Ecological literacy and living organizations LO13730

Richard C. Holloway (
Mon, 26 May 1997 23:15:44 -0700

The variety of dialog threads seemed to me (today, as I perused the latest
offerings) to be weaving their own web of mental models. Reward systems;
returns on investment; the problems of learning (and teaching);
measuring; accountability & responsibility; evaluating.

This web we're weaving seems to me to be speaking of the conflict between
the linear mind-set demanded by our economic culture and the cyclical--or
natural--mental model on which systems thinking is based. It seems to me
that much of the effort involved in developing learning organizations
seems linked to an awareness that organizations need to evolve, to change,
to become more reflective of the natural world in which they exist. This
means, to me, that we should seek to understand organizations from an
ecological viewpoint.

One example of what I'm speaking occurred in the recent dialog about
learning--how can we get people to learn?
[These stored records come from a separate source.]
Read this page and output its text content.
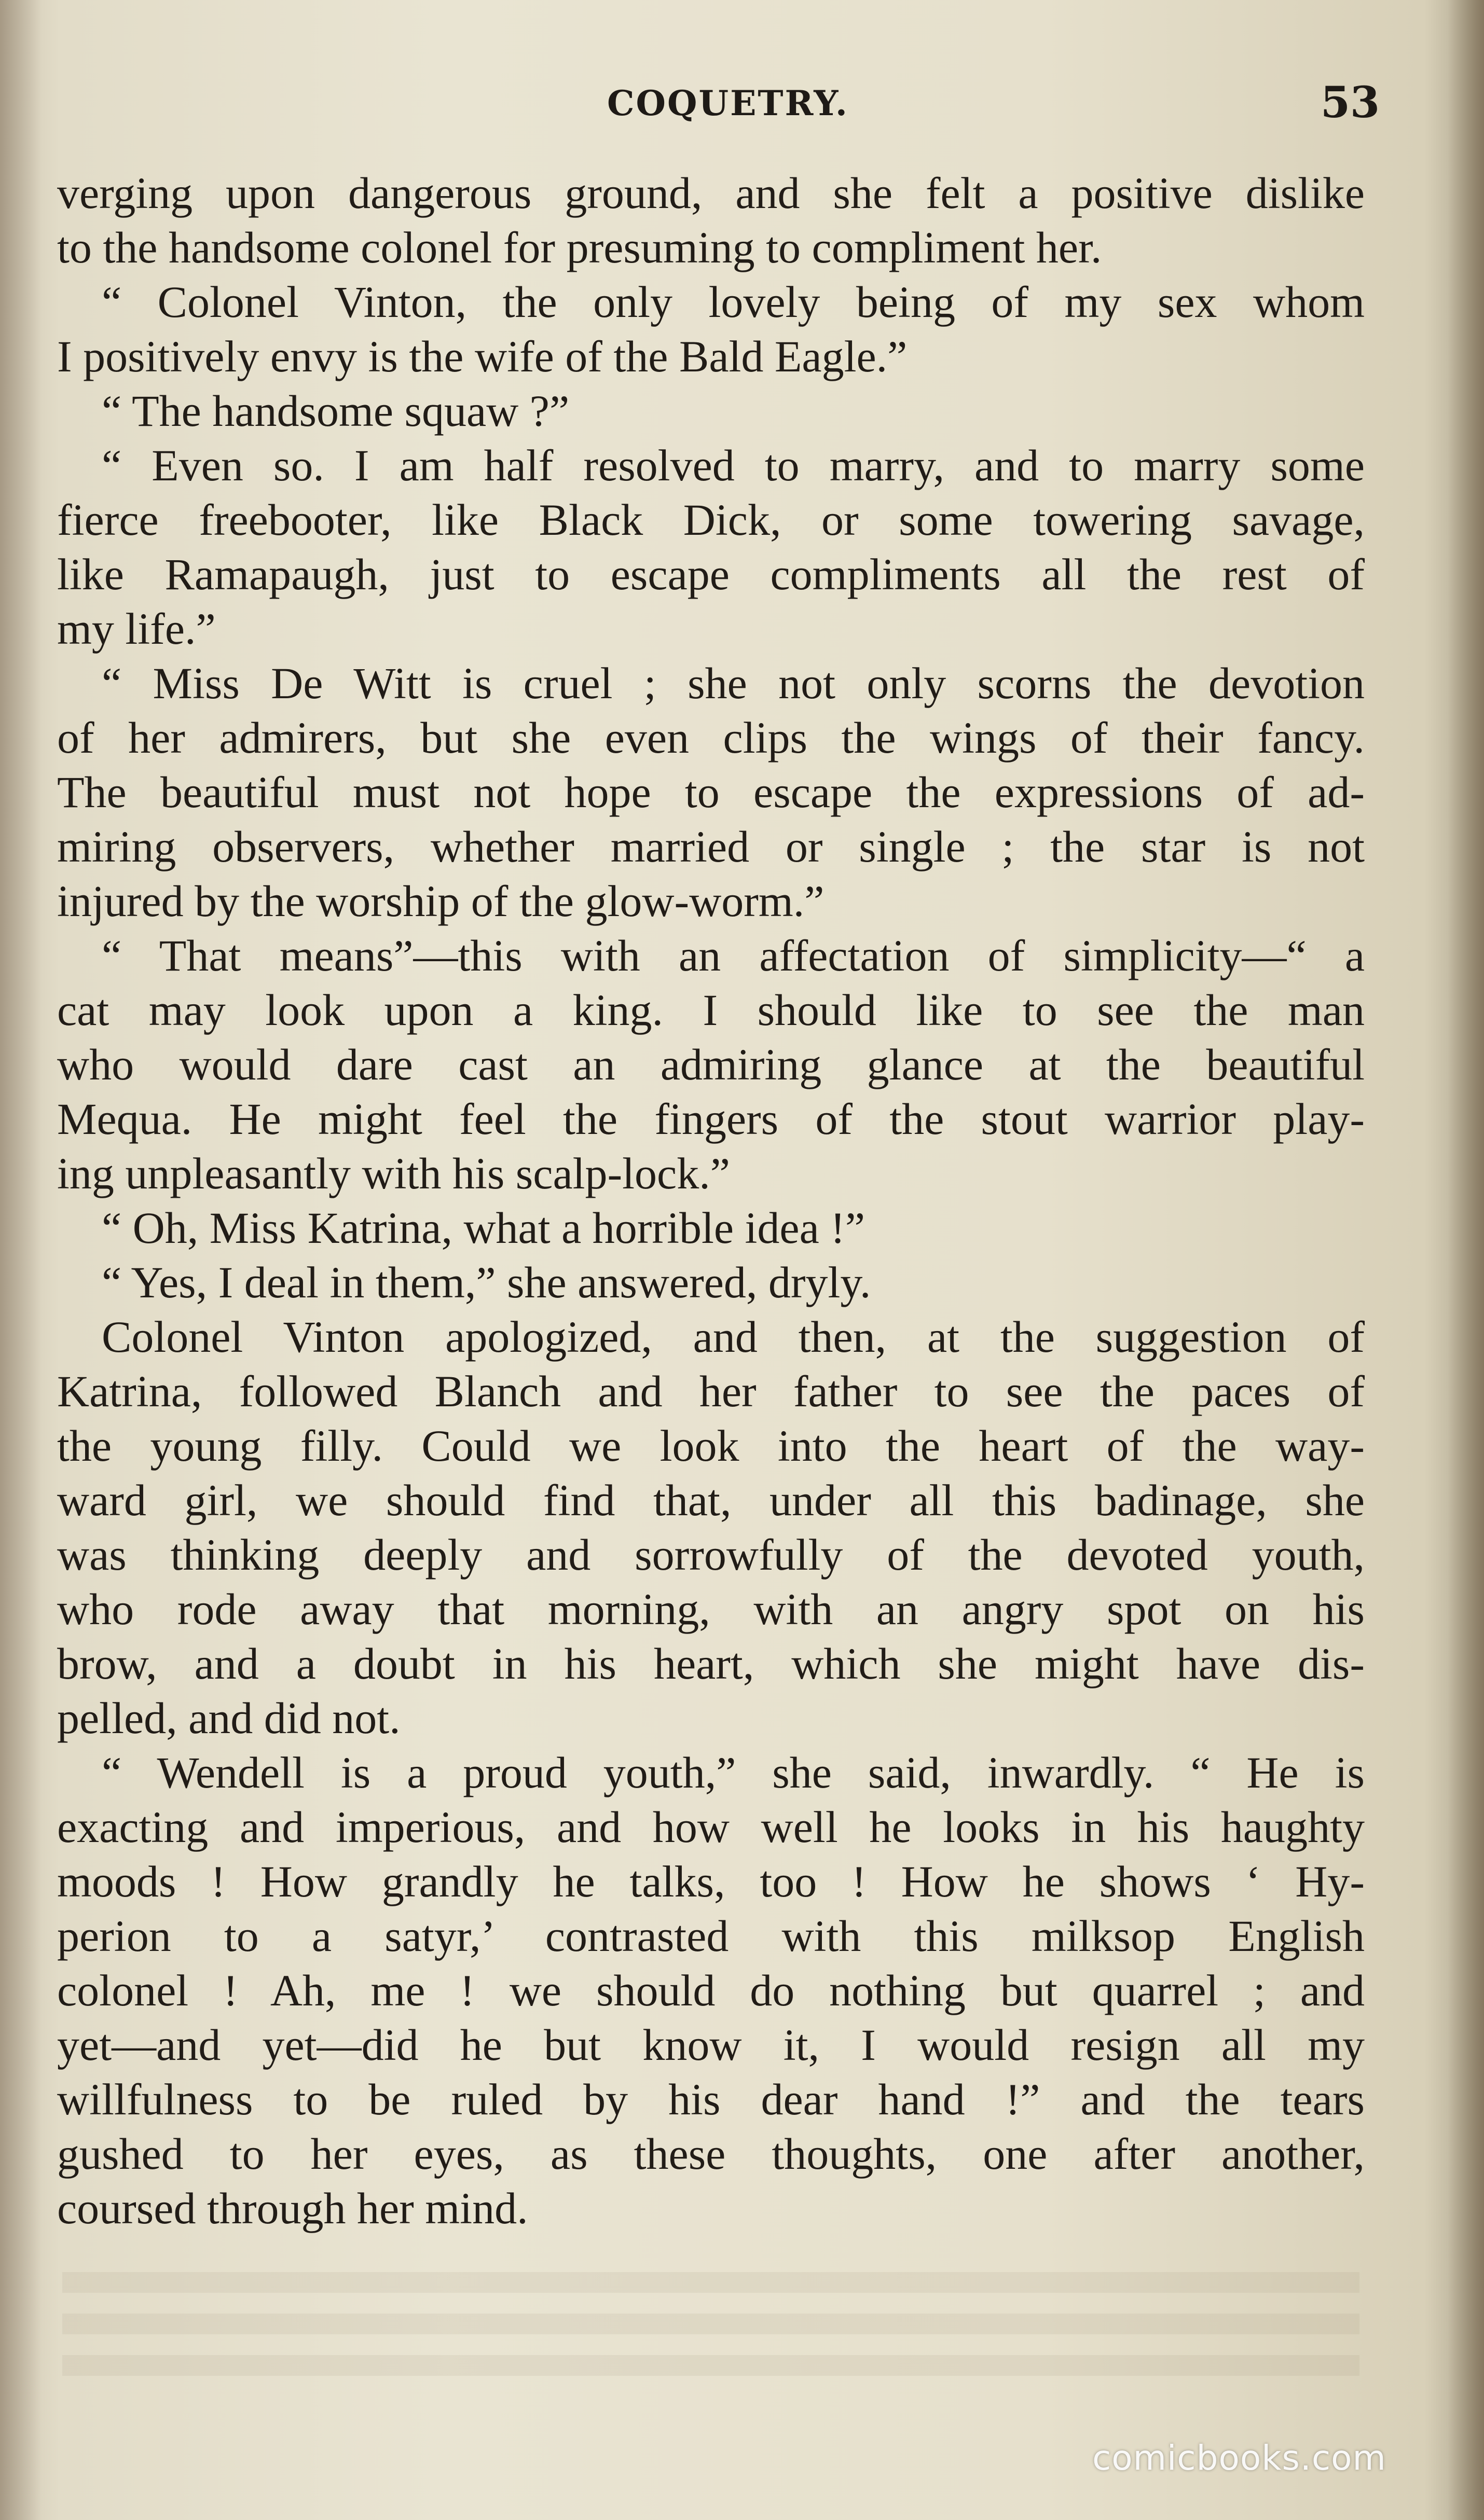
COQUETRY.	53
verging upon dangerous ground, and she felt a positive dislike
to the handsome colonel for presuming to compliment her.
“ Colonel Vinton, the only lovely being of my sex whom
I positively envy is the wife of the Bald Eagle.”
“ The handsome squaw ?”
“ Even so. I am half resolved to marry, and to marry some
fierce freebooter, like Black Dick, or some towering savage,
like Ramapaugh, just to escape compliments all the rest of
my life.”
“ Miss De Witt is cruel ; she not only scorns the devotion
of her admirers, but she even clips the wings of their fancy.
The beautiful must not hope to escape the expressions of ad-
miring observers, whether married or single ; the star is not
injured by the worship of the glow-worm.”
“ That means”—this with an affectation of simplicity—“ a
cat may look upon a king. I should like to see the man
who would dare cast an admiring glance at the beautiful
Mequa. He might feel the fingers of the stout warrior play-
ing unpleasantly with his scalp-lock.”
“ Oh, Miss Katrina, what a horrible idea !”
“ Yes, I deal in them,” she answered, dryly.
Colonel Vinton apologized, and then, at the suggestion of
Katrina, followed Blanch and her father to see the paces of
the young filly. Could we look into the heart of the way-
ward girl, we should find that, under all this badinage, she
was thinking deeply and sorrowfully of the devoted youth,
who rode away that morning, with an angry spot on his
brow, and a doubt in his heart, which she might have dis-
pelled, and did not.
“ Wendell is a proud youth,” she said, inwardly. “ He is
exacting and imperious, and how well he looks in his haughty
moods ! How grandly he talks, too ! How he shows ‘ Hy-
perion to a satyr,’ contrasted with this milksop English
colonel ! Ah, me ! we should do nothing but quarrel ; and
yet—and yet—did he but know it, I would resign all my
willfulness to be ruled by his dear hand !” and the tears
gushed to her eyes, as these thoughts, one after another,
coursed through her mind.
comicbooks.com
How do we measure their
learning? How can we justify the expense to the organization (especially
if we can't get people to learn what we want them to learn!)? I see a
significant problem with this. Learning experiences that hinge on
trainers choosing what people need to know--presumes that what people need
to know has been invented or has occurred. What people frequently need is
the opportunity to experiment, to choose, to think, while being exposed to
the ideas and thoughts from professionals and academics. Now, many might
say that they don't intend to choose what people need to know--however, as
soon as they frame the questions to measure or quantify the learning, then
they've done just that.

I believe that Capra's "Ecological Literacy," (Web of Life) presents an
important view-point, within the context of presenting current thinking
from the world of Cognitive Science. I've also enjoyed some dialog with
Cliff Hamilton, who writes of fringes and elephants. I believe that his
contribution to our understanding of organizations may be very worth our
while to consider. Also, At de Lange seems to be proposing an intriguing
and challenging perspective, which I'm looking forward to reading more of.
The concept of organizations as organisms speaks profoundly to me. I'm
certainly not an authority, as are most of you, on learning organizations.
However, my intuitive skills respond to the concept of living
organizations (as proposed by Mr. Hamilton).

Finally, Mr. Capra proposes that ecosystems (including communities and
companies) must observe the principle of flexibility. He said, "The
principle of flexibility also suggests a corresponding strategy of
conflict resolution. In every community there will invariably be
contradictions and conflicts, which cannot be resolved in favor of one or
the other side. For example, the community will need stability and
change, order and freedom, tradition and innovation. Rather than by rigid
decisions, these unavoidable conflicts are much better resolved by
establishing a dynamic balance. Ecological literacy includes the
knowledge that both sides of a conflict can be important, depending on the
context, and that the contradictions within a community are signs of its
diversity and vitality and thus contribute to the system's viability."

I apologize for the length of this posting, and thank you for helping to
generate the thoughts that swirl behind it.


Richard C. "Doc" Holloway, Limen Development Network -

"You think because you understand one you must understand two, because one and one makes two. But you must also understand 'and'."

-Ancient Sufi teaching, from Margaret Wheatley's "Leadership and the New Science."